Ohey : se stabiliser après deux montées

Montés l’an dernier, les Oheytois de Jean-Philippe Muller visent le maintien, même si le manque d’expérience de l’élite se fait parfois ressentir.

Brigitte LACREMANS
Ohey : se stabiliser après deux montées
Ohey volley ©EdA

Jean-Philippe Muller a repris l’équipe oheytoise voici deux ans, à mi-saison, le faisant monter de P3 en P2. La saison passée, il a endossé les rôles de joueur, entraîneur et coach. Et la formation a quasiment survolé le championnat (une seule défaite) pour décrocher le titre et accéder à l’élite provinciale.

Suite à cette montée, le noyau a été quelque peu modifié, avec l’arrivée de deux jeunes, Louis Hote et Frank Kallen.
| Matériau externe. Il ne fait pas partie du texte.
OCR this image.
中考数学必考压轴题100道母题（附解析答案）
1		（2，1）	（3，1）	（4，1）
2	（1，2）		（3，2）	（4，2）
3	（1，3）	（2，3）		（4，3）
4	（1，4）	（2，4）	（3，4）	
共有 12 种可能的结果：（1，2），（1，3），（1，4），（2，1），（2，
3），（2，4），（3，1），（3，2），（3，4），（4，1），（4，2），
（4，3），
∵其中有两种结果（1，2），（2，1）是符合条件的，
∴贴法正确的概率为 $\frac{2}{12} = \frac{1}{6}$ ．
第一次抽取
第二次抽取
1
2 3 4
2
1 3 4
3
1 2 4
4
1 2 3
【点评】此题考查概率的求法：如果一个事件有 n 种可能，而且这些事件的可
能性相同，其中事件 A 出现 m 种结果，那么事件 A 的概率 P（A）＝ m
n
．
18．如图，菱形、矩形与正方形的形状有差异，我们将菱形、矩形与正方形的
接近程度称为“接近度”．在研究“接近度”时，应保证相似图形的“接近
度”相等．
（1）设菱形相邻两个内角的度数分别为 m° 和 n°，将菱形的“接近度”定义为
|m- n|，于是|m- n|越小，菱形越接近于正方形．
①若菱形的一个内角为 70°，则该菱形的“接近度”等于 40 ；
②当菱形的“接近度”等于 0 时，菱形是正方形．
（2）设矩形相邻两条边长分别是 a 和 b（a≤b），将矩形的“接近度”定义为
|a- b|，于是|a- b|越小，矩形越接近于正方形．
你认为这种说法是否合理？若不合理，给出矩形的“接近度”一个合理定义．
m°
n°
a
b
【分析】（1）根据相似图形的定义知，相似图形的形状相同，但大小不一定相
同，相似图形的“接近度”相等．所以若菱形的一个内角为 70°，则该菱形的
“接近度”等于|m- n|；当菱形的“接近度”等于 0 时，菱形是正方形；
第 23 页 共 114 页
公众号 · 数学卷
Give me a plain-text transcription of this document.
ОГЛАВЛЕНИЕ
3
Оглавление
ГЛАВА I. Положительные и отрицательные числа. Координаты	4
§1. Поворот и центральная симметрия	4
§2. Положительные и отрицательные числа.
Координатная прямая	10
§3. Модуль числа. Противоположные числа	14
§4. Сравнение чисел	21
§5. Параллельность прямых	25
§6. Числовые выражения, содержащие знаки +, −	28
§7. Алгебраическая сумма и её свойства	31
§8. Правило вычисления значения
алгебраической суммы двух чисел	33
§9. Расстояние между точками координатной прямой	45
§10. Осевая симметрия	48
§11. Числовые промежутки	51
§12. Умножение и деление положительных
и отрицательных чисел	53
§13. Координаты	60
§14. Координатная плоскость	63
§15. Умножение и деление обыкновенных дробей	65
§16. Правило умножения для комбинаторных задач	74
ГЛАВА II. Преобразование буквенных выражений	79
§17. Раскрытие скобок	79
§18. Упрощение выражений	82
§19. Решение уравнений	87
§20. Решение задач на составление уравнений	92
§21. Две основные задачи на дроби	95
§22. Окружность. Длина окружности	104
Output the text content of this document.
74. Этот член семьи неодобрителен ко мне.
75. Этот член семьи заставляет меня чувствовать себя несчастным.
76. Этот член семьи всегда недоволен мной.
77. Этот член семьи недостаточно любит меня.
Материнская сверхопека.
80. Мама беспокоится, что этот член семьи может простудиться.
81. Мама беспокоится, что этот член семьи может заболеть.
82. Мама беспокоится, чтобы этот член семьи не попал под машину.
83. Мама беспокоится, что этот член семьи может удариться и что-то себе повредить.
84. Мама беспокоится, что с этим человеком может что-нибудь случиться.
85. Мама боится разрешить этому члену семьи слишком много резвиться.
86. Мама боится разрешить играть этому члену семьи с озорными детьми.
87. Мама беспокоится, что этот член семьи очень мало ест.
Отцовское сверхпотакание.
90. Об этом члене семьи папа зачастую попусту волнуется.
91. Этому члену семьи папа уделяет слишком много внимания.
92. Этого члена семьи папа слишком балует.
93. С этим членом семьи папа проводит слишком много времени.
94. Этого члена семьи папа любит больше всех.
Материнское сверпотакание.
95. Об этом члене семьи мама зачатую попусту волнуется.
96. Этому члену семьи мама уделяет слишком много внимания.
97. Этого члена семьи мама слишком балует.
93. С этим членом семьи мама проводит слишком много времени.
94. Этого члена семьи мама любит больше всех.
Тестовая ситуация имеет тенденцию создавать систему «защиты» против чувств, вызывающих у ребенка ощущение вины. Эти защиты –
Jean-François Didembourg a également repris du service à la passe, en parallèle avec son coaching de la P1 dames.

Depuis deux ans, le club voit d’ailleurs son groupe de jeunes s’agrandir. Une équipe P3 garçons a été créée cette saison. L’objectif est évidemment de les intégrer progressivement dans les compétitions supérieures, même s’ils doivent encore prendre un peu de bouteille, avant de pouvoir intégrer la division la plus haute du club.

La politique des jeunes est donc devenue une priorité au sein du club.

Oui. Cela commence vraiment à bouger dans ce sens. Le club organise d’ailleurs, depuis septembre, une initiation, qui regroupe plus de quinze participants, âgés entre 5 et 11 ans.

Quels sont vos objectifs?

L’objectif principal est le maintien. Ensuite, créer un noyau solidaire. Nous avons survolé la division inférieure l’an passé, grâce à nos forces individuelles. Il faut maintenant jouer en équipe, accepter les remises en question et les défaites.

Comment comptez-vous y arriver?

En continuant à améliorer nos faiblesses techniques, tout en travaillant le mental.

Êtes-vous satisfait de votre début de championnat?

Nous avons rencontré les plus fortes équipes en début d’exercice. Nous avons parfois réussi à grappiller des sets, mais le manque d’expérience à ce niveau se fait quand même sentir. Nous avons ensuite affronté des formations plus à notre portée et décroché trois victoires d’affilée, qui font du bien au moral.

Vous misez sur quels atouts?

De bons services, un mixte de jeunes et de joueurs plus expérimentés. D’un autre côté, on souffre d’un manque d’expérience à ce niveau. Et, parfois, d’un trop grand taux de confiance sur son propre jeu, encore trop individuel par moments.

Vous sortez d’une défaite 3-0, concédée ce week-end.

Nous nous déplacions chez le leader invaincu du championnat, Profondeville. Nous n’avions pas de pression particulière, juste l’envie de faire une bonne prestation.

Mais, dès le premier set, ils nous ont mis particulièrement en difficulté avec leurs services smashés. Trop fébriles en réception et en défense, nous avons plié progressivement, sous les attaques puissantes de leurs ailiers. Un manque de combativité chez nous a permis aux Mosans de dominer la plupart des échanges. Victoire logique et méritée, donc, pour Profondeville. Mais dommage que mon groupe n’ait pas abordé ce match avec plus de hargne.

Le noyau: J-P. Muller, J-F. Didembourg, L. Hote, F. Kallen, S. Honhon, D. Charles, G. Delhez, G. Renier, R. Mieszalski, K. Beyls, A. Konat et J. Rosolen.